Though technology vendors make it easy for companies to get started in AI through APIs and open-source building blocks, the most difficult aspects of adoption discussed during the conference had nothing to do with technology.

  • Use cases: Multiple speakers noted that companies considering what their AI strategy should be are approaching the problem in the wrong way. With incessant marketing around AI-enabled solutions, from IT vendors and vendors in non-IT industries such as manufacturing, it is tempting for companies to pick up the AI hammer and look for nails. However, given that current applications of AI are still very narrow — that is, single-task-oriented, as opposed to generalized AI, which is capable of tackling any intellectual task similarly to a human — companies will be better-served by gaining a clear sense of what they want their businesses to look like in the future and only then consider where AI might fit to accelerate transformation.
  • Data challenges: Training an AI system — particularly one that relies on image recognition or natural language processing — tends to require massive volumes of high-quality, labeled data to provide enough examples from which the system can learn. If an organization is struggling with analytics due to data quality, integration or accessibility issues, the leap to AI will be massive. AI-related innovation increasingly comes from lines of business, spurred by demand for speed, competitiveness and process transformation, which will further strain IT and data science resources. As a result, new vendors such as Mighty AI and CrowdFlower have emerged to help companies outsource the more monotonous, yet highly important, tasks to collect, annotate and organize training data sets, enabling data science teams to focus on highervalue activities such as modeling and tweaking algorithms.

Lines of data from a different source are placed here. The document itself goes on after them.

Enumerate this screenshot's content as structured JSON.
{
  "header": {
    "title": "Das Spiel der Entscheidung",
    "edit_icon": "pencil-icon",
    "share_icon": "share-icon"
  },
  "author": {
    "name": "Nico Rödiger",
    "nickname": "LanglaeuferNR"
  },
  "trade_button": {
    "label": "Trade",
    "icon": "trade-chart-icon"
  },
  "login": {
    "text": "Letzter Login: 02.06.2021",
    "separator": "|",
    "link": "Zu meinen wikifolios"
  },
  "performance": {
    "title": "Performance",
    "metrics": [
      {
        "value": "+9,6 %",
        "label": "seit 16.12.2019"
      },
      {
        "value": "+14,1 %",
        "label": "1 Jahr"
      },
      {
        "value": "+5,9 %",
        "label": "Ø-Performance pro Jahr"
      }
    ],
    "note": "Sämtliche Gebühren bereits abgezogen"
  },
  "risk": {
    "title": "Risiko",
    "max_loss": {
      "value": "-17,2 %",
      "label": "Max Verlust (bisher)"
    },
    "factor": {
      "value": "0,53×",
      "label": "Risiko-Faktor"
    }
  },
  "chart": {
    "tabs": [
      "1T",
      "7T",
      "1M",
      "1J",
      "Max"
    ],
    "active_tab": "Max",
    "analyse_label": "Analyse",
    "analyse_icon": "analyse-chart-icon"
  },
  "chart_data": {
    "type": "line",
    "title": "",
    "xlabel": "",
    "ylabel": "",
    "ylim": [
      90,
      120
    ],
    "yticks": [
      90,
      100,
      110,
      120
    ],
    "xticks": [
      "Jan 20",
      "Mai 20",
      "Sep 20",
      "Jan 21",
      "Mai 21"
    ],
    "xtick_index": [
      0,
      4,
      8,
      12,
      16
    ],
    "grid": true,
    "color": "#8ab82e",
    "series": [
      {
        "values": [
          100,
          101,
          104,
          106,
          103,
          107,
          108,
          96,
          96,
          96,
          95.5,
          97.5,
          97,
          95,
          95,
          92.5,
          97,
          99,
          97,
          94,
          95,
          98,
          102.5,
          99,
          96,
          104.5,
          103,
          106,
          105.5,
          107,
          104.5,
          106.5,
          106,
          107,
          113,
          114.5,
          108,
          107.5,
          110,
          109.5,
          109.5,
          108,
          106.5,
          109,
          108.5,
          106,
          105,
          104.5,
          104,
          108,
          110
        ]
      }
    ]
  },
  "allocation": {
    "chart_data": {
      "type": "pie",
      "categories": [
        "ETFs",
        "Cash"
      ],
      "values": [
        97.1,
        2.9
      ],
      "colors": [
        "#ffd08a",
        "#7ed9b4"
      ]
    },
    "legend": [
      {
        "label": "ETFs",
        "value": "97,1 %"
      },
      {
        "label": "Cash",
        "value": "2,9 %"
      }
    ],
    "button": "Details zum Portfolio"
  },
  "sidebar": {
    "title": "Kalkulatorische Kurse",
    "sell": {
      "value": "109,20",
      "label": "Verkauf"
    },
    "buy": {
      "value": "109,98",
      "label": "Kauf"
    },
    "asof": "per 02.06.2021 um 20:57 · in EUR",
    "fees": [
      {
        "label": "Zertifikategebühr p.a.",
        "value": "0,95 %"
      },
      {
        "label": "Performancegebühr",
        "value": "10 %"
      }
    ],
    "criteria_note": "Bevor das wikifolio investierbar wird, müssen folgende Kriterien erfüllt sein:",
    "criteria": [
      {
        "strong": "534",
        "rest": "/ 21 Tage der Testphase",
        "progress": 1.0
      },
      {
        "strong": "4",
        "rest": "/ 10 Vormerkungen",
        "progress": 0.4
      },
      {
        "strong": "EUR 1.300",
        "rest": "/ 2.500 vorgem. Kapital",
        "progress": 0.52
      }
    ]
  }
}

  • Culture: Another theme that permeated multiple sessions and discussions was the cultural and operational shifts AI introduces into organizations. Working with AI means dealing with uncertainty and probabilities as the system learns, which can be extremely difficult for companies that expect absolute results from and causal explanations for business decisions. Enduring through this process while continuing to run a business takes commitment from top to bottom of an organization. Additionally, many companies still treat AI as a research-driven initiative rather than integrated with product engineering and development. During his keynote, Dr. Richard Socher, chief scientist at Salesforce, called on companies to “close the loop” by bringing insights generated from products back to research to continually improve AI programs. Peter Norvig, director of research at Google, reiterated the need for organizations to revamp their traditional product development processes to suit the unique needs of AI, including shifting the developer’s mindset from one of programming, debugging and patching applications to one of teaching and allowing AI systems to learn and solve problems independently.
  • Ethics: Debate over the implications of AI for public policy and corporate ethics, particularly related to fears of widespread job losses due to AI’s disruptive impact on traditional labor models, has intensified over the last six months, and these discussions came into focus throughout the conference. Proponents of AI technology (including the sellers of this technology) counter these concerns by insisting that AI systems will augment the effectiveness of human workers and create new types of jobs. TBR observed at least one new job type directly attributable to AI, that of data annotation microtasking through crowdsourcing platforms such as CrowdFlower and Mighty AI’s Spare5 application. These new jobs exemplify the ongoing shift in the labor market from full-time employment to short-term contracts (otherwise known as the “gig economy”), which TBR intends to explore in a future special report. Other ethical topics included the potential for discrimination or other unintended negative outcomes driven by poorly trained AI systems. In multiple one-on-one conversations, TBR asked AI vendor representatives how their company plans to address issues of implicit bias in data used to train AI programs. The consensus was that, at the moment, AI technology is getting better at detecting bias but not at preventing it.